[Rd] type.convert (PR#13646)
Peter Dalgaard
p.dalgaard at biostat.ku.dk
Fri Apr 10 22:40:54 CEST 2009
William Dunlap wrote:
> I can reproduce the difference that Stefan saw, depending
> on whether or not I start Rgui with the flags
> --no-environ --no-Rconsole
> I think it boils down to the isBlankString() function.
> For the string "\247" it returns 1 when those flags are
> not present and 0 when they are. isBlankString does use
> some locale-specific functions:
> Rboolean isBlankString(const char *s)
> {
> #ifdef SUPPORT_MBCS
> if(mbcslocale) {
> wchar_t wc; int used; mbstate_t mb_st;
> mbs_init(&mb_st);
> while( (used = Mbrtowc(&wc, s, MB_CUR_MAX, &mb_st)) ) {
> if(!iswspace(wc)) return FALSE;
> s += used;
> }
> } else
> #endif
> while (*s)
> if (!isspace((int)*s++)) return FALSE;
> return TRUE;
> }
>
> I was using R 2.8.1, downloaded precompiled from CRAN, on Windows
> XP SP3. The outputs of sessionInfo() and Sys.getenv() are the same
> in both sessions. 'Process Explorer' shows that the 2 sessions
> have the same dll's opened.
Thanks for that analysis Bill!
Stefan was in "German_Austria.1252" which I don't think is multibyte, so
only the else-clause should be relevant, pointing the finger rather
squarely at isspace().

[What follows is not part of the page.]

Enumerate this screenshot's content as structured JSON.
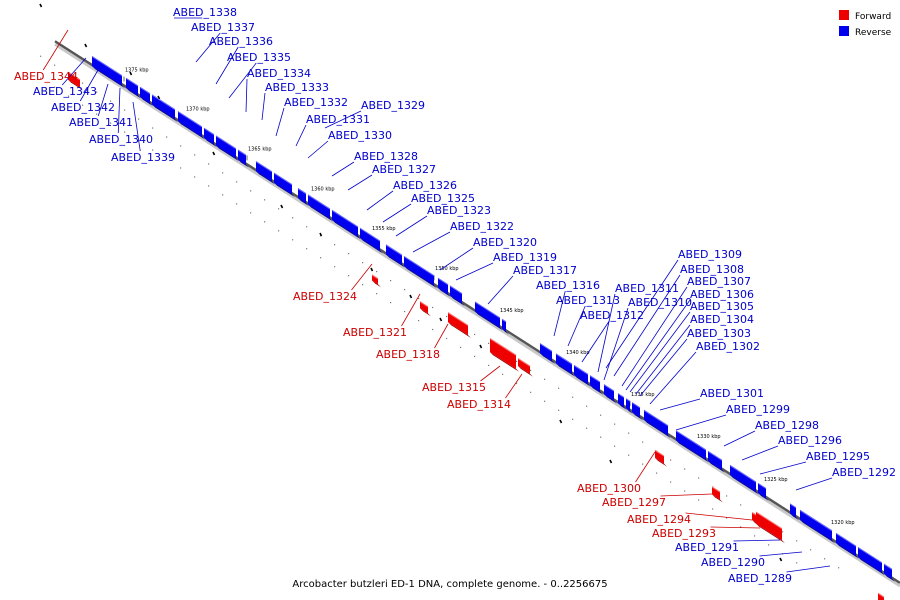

Googling indicates that others have been caught
out by signed/unsigned char issues there. Should this possibly rather read
if (!isspace((unsigned int)*s++)) return FALSE;
??
>
>> sessionInfo()
> R version 2.8.1 (2008-12-22)
> i386-pc-mingw32
>
> locale:
> LC_COLLATE=English_United States.1252;LC_CTYPE=English_United States.1252;LC_MONETARY=English_United States.1252;LC_NUMERIC=C;LC_TIME=English_United States.1252
>
> attached base packages:
> [1] stats graphics grDevices utils datasets methods base
>
> I did the test with a dll compiled from
> #include <R.h>
> #include <R_ext/Utils.h>
>
> void test_isBlankString(char **s, int *res)
> {
> *res = isBlankString(*s) ;
> }
>
> and called by .C("test_isBlankString","\247",-1L)
>
> I don't see the difference while running a version of 2.9.0(devel)

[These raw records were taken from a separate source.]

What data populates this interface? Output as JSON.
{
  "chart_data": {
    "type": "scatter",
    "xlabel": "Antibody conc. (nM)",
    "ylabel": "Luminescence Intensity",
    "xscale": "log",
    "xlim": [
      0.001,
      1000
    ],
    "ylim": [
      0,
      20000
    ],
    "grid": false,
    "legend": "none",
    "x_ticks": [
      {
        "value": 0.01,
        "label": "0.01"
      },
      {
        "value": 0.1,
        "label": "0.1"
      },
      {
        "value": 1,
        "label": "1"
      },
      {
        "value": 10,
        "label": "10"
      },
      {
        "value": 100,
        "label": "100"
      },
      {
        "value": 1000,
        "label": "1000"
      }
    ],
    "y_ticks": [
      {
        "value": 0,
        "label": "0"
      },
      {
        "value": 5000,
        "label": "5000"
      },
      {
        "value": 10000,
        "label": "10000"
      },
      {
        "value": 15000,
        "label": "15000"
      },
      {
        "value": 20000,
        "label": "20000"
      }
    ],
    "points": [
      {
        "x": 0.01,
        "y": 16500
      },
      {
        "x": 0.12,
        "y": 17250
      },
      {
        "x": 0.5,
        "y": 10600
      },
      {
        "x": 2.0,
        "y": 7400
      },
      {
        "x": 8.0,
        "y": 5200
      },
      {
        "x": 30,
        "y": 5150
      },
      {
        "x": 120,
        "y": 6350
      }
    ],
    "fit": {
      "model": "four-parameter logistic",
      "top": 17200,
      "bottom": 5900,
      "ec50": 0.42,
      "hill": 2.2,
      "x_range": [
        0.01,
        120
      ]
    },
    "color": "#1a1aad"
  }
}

> compiled locally on 11 March 2009 (from svn rev 48116).
>
> Bill Dunlap
> TIBCO Software Inc - Spotfire Division
> wdunlap tibco.com
>
>> -----Original Message-----
>> From: r-devel-bounces at r-project.org
>> [mailto:r-devel-bounces at r-project.org] On Behalf Of Peter Dalgaard
>> Sent: Friday, April 10, 2009 2:03 AM
>> To: Raberger, Stefan
>> Cc: R-bugs at r-project.org; r-devel at stat.math.ethz.ch
>> Subject: Re: [Rd] type.convert (PR#13646)
>>
>> Raberger, Stefan wrote:
>>> Hi Peter,
>>>
>>> each of the four PCs actually has the same locale setting:
>>>
>>>> Sys.setlocale("LC_CTYPE")
>>> [1] "German_Austria.1252"
>>>
>>> (all the other settings returned by invoking
>> Sys.getlocale() are identical as well).

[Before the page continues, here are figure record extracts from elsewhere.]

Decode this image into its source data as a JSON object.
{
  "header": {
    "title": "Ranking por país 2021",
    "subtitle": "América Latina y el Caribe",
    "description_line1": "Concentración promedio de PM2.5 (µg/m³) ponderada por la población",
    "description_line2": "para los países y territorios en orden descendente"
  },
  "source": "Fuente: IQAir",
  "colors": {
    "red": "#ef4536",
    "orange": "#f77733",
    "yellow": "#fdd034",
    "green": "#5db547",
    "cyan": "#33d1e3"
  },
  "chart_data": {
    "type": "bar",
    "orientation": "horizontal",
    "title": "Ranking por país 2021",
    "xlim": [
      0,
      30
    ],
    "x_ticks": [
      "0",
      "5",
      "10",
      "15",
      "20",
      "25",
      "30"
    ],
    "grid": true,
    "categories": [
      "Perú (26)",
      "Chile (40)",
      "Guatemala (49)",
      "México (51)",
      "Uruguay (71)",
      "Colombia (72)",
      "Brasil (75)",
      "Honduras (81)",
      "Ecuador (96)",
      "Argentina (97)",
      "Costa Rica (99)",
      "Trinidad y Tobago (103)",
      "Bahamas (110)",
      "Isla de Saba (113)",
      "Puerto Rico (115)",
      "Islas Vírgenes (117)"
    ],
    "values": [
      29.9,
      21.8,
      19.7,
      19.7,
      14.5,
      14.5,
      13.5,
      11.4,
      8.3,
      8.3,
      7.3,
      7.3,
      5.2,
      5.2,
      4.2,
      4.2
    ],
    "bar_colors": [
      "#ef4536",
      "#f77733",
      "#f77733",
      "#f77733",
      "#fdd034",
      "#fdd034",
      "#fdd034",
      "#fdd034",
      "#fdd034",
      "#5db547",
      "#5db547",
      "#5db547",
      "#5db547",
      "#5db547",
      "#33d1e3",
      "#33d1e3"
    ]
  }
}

>>> Just to be sure (because it's displayed incorrectly in my
>> browser on the bugtracking page): the character inside the
>> type.convert function ought to be a "section"-sign (HTML Code
>> § or § , in R "\247", and not a dot ".").
>>
>> I saw it correctly. It's "\302\247" in UTF8 locales, which is
>> of course
>> the reason I suspected locale settings, but I can't seem to
>> trigger the
>> NA behaviour.
>>
>> I'm at a loss here, but some ideas:
>>
>> In the cases where it returns NA, what type is it? (I.e.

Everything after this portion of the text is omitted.